Die Nigger Die!
- Author: H. Rap Brown
- Language: English
- Genre: Autobiography
- Publisher: Dial Press
- Publication date: 1969
- Publication place: United States
- Media type: Print (hardcover, paperback)
- Pages: 145 (first edition, hardback)
- ISBN: 978-1-55652-452-3 (reprint edition, hardback)

= Die Nigger Die! =

1969 book by H. Rap Brown

Die Nigger Die! is a 1969 political autobiography by the American political activist H. Rap Brown (later known as Jamil Abdullah al-Amin). The book was first released in the United States in 1969 (by Dial Press) and then in the United Kingdom in 1970 (by Allison & Busby). Brown describes his experiences as a young black civil rights activist and how they shaped his opinions of white America.

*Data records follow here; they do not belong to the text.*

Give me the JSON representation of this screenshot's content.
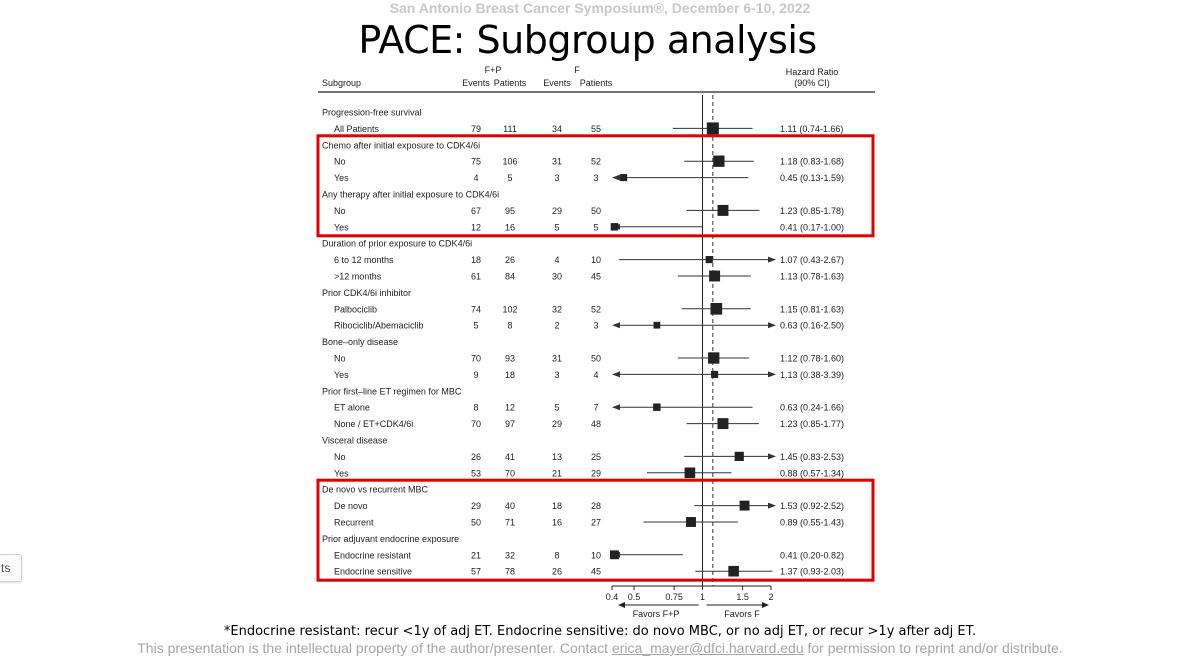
{
  "slide": {
    "conference": "San Antonio Breast Cancer Symposium®, December 6-10, 2022",
    "title": "PACE: Subgroup analysis",
    "footnote": "*Endocrine resistant: recur <1y of adj ET. Endocrine sensitive: do novo MBC, or no adj ET, or recur >1y after adj ET.",
    "copyright_before": "This presentation is the intellectual property of the author/presenter. Contact ",
    "copyright_email": "erica_mayer@dfci.harvard.edu",
    "copyright_after": " for permission to reprint and/or distribute.",
    "side_tab_label": "ts"
  },
  "highlight_color": "#e00000",
  "chart_data": {
    "type": "forest",
    "headers": {
      "subgroup": "Subgroup",
      "fp_arm": "F+P",
      "f_arm": "F",
      "events": "Events",
      "patients": "Patients",
      "hr_line1": "Hazard Ratio",
      "hr_line2": "(90% CI)"
    },
    "x_axis": {
      "scale": "log",
      "ticks": [
        0.4,
        0.5,
        0.75,
        1,
        1.5,
        2
      ],
      "tick_labels": [
        "0.4",
        "0.5",
        "0.75",
        "1",
        "1.5",
        "2"
      ],
      "reference": 1.0,
      "favors_left": "Favors F+P",
      "favors_right": "Favors F"
    },
    "rows": [
      {
        "kind": "section",
        "label": "Progression-free survival"
      },
      {
        "kind": "data",
        "label": "All Patients",
        "fp_events": "79",
        "fp_patients": "111",
        "f_events": "34",
        "f_patients": "55",
        "hr": 1.11,
        "lo": 0.74,
        "hi": 1.66,
        "hr_text": "1.11 (0.74-1.66)",
        "weight": 1.0
      },
      {
        "kind": "section",
        "label": "Chemo after initial exposure to CDK4/6i"
      },
      {
        "kind": "data",
        "label": "No",
        "fp_events": "75",
        "fp_patients": "106",
        "f_events": "31",
        "f_patients": "52",
        "hr": 1.18,
        "lo": 0.83,
        "hi": 1.68,
        "hr_text": "1.18 (0.83-1.68)",
        "weight": 0.9
      },
      {
        "kind": "data",
        "label": "Yes",
        "fp_events": "4",
        "fp_patients": "5",
        "f_events": "3",
        "f_patients": "3",
        "hr": 0.45,
        "lo": 0.13,
        "hi": 1.59,
        "hr_text": "0.45 (0.13-1.59)",
        "weight": 0.3
      },
      {
        "kind": "section",
        "label": "Any therapy after initial exposure to CDK4/6i"
      },
      {
        "kind": "data",
        "label": "No",
        "fp_events": "67",
        "fp_patients": "95",
        "f_events": "29",
        "f_patients": "50",
        "hr": 1.23,
        "lo": 0.85,
        "hi": 1.78,
        "hr_text": "1.23 (0.85-1.78)",
        "weight": 0.85
      },
      {
        "kind": "data",
        "label": "Yes",
        "fp_events": "12",
        "fp_patients": "16",
        "f_events": "5",
        "f_patients": "5",
        "hr": 0.41,
        "lo": 0.17,
        "hi": 1.0,
        "hr_text": "0.41 (0.17-1.00)",
        "weight": 0.35
      },
      {
        "kind": "section",
        "label": "Duration of prior exposure to CDK4/6i"
      },
      {
        "kind": "data",
        "label": "6 to 12 months",
        "fp_events": "18",
        "fp_patients": "26",
        "f_events": "4",
        "f_patients": "10",
        "hr": 1.07,
        "lo": 0.43,
        "hi": 2.67,
        "hr_text": "1.07 (0.43-2.67)",
        "weight": 0.3
      },
      {
        "kind": "data",
        "label": ">12 months",
        "fp_events": "61",
        "fp_patients": "84",
        "f_events": "30",
        "f_patients": "45",
        "hr": 1.13,
        "lo": 0.78,
        "hi": 1.63,
        "hr_text": "1.13 (0.78-1.63)",
        "weight": 0.85
      },
      {
        "kind": "section",
        "label": "Prior CDK4/6i inhibitor"
      },
      {
        "kind": "data",
        "label": "Palbociclib",
        "fp_events": "74",
        "fp_patients": "102",
        "f_events": "32",
        "f_patients": "52",
        "hr": 1.15,
        "lo": 0.81,
        "hi": 1.63,
        "hr_text": "1.15 (0.81-1.63)",
        "weight": 0.95
      },
      {
        "kind": "data",
        "label": "Ribociclib/Abemaciclib",
        "fp_events": "5",
        "fp_patients": "8",
        "f_events": "2",
        "f_patients": "3",
        "hr": 0.63,
        "lo": 0.16,
        "hi": 2.5,
        "hr_text": "0.63 (0.16-2.50)",
        "weight": 0.25
      },
      {
        "kind": "section",
        "label": "Bone–only disease"
      },
      {
        "kind": "data",
        "label": "No",
        "fp_events": "70",
        "fp_patients": "93",
        "f_events": "31",
        "f_patients": "50",
        "hr": 1.12,
        "lo": 0.78,
        "hi": 1.6,
        "hr_text": "1.12 (0.78-1.60)",
        "weight": 0.9
      },
      {
        "kind": "data",
        "label": "Yes",
        "fp_events": "9",
        "fp_patients": "18",
        "f_events": "3",
        "f_patients": "4",
        "hr": 1.13,
        "lo": 0.38,
        "hi": 3.39,
        "hr_text": "1.13 (0.38-3.39)",
        "weight": 0.3
      },
      {
        "kind": "section",
        "label": "Prior first–line ET regimen for MBC"
      },
      {
        "kind": "data",
        "label": "ET alone",
        "fp_events": "8",
        "fp_patients": "12",
        "f_events": "5",
        "f_patients": "7",
        "hr": 0.63,
        "lo": 0.24,
        "hi": 1.66,
        "hr_text": "0.63 (0.24-1.66)",
        "weight": 0.35
      },
      {
        "kind": "data",
        "label": "None / ET+CDK4/6i",
        "fp_events": "70",
        "fp_patients": "97",
        "f_events": "29",
        "f_patients": "48",
        "hr": 1.23,
        "lo": 0.85,
        "hi": 1.77,
        "hr_text": "1.23 (0.85-1.77)",
        "weight": 0.85
      },
      {
        "kind": "section",
        "label": "Visceral disease"
      },
      {
        "kind": "data",
        "label": "No",
        "fp_events": "26",
        "fp_patients": "41",
        "f_events": "13",
        "f_patients": "25",
        "hr": 1.45,
        "lo": 0.83,
        "hi": 2.53,
        "hr_text": "1.45 (0.83-2.53)",
        "weight": 0.6
      },
      {
        "kind": "data",
        "label": "Yes",
        "fp_events": "53",
        "fp_patients": "70",
        "f_events": "21",
        "f_patients": "29",
        "hr": 0.88,
        "lo": 0.57,
        "hi": 1.34,
        "hr_text": "0.88 (0.57-1.34)",
        "weight": 0.8
      },
      {
        "kind": "section",
        "label": "De novo vs recurrent MBC"
      },
      {
        "kind": "data",
        "label": "De novo",
        "fp_events": "29",
        "fp_patients": "40",
        "f_events": "18",
        "f_patients": "28",
        "hr": 1.53,
        "lo": 0.92,
        "hi": 2.52,
        "hr_text": "1.53 (0.92-2.52)",
        "weight": 0.7
      },
      {
        "kind": "data",
        "label": "Recurrent",
        "fp_events": "50",
        "fp_patients": "71",
        "f_events": "16",
        "f_patients": "27",
        "hr": 0.89,
        "lo": 0.55,
        "hi": 1.43,
        "hr_text": "0.89 (0.55-1.43)",
        "weight": 0.7
      },
      {
        "kind": "section",
        "label": "Prior adjuvant endocrine exposure"
      },
      {
        "kind": "data",
        "label": "Endocrine resistant",
        "fp_events": "21",
        "fp_patients": "32",
        "f_events": "8",
        "f_patients": "10",
        "hr": 0.41,
        "lo": 0.2,
        "hi": 0.82,
        "hr_text": "0.41 (0.20-0.82)",
        "weight": 0.55
      },
      {
        "kind": "data",
        "label": "Endocrine sensitive",
        "fp_events": "57",
        "fp_patients": "78",
        "f_events": "26",
        "f_patients": "45",
        "hr": 1.37,
        "lo": 0.93,
        "hi": 2.03,
        "hr_text": "1.37 (0.93-2.03)",
        "weight": 0.8
      }
    ],
    "highlighted_groups": [
      [
        "Chemo after initial exposure to CDK4/6i",
        "Any therapy after initial exposure to CDK4/6i"
      ],
      [
        "De novo vs recurrent MBC",
        "Prior adjuvant endocrine exposure"
      ]
    ]
  }
}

He expresses his opinions on what he believes Black Americans need to do to break free from white oppression. As a chairman of the Student Nonviolent Coordinating Committee and from 1968 a member of the Black Panther Party, he was heavily involved with organizations that espoused a Black Power ideology.

After the subsequent conviction of Brown for murder in March 2002, the book was reprinted by Lawrence Hill Press with a foreword by Ekwueme Michael Thelwell.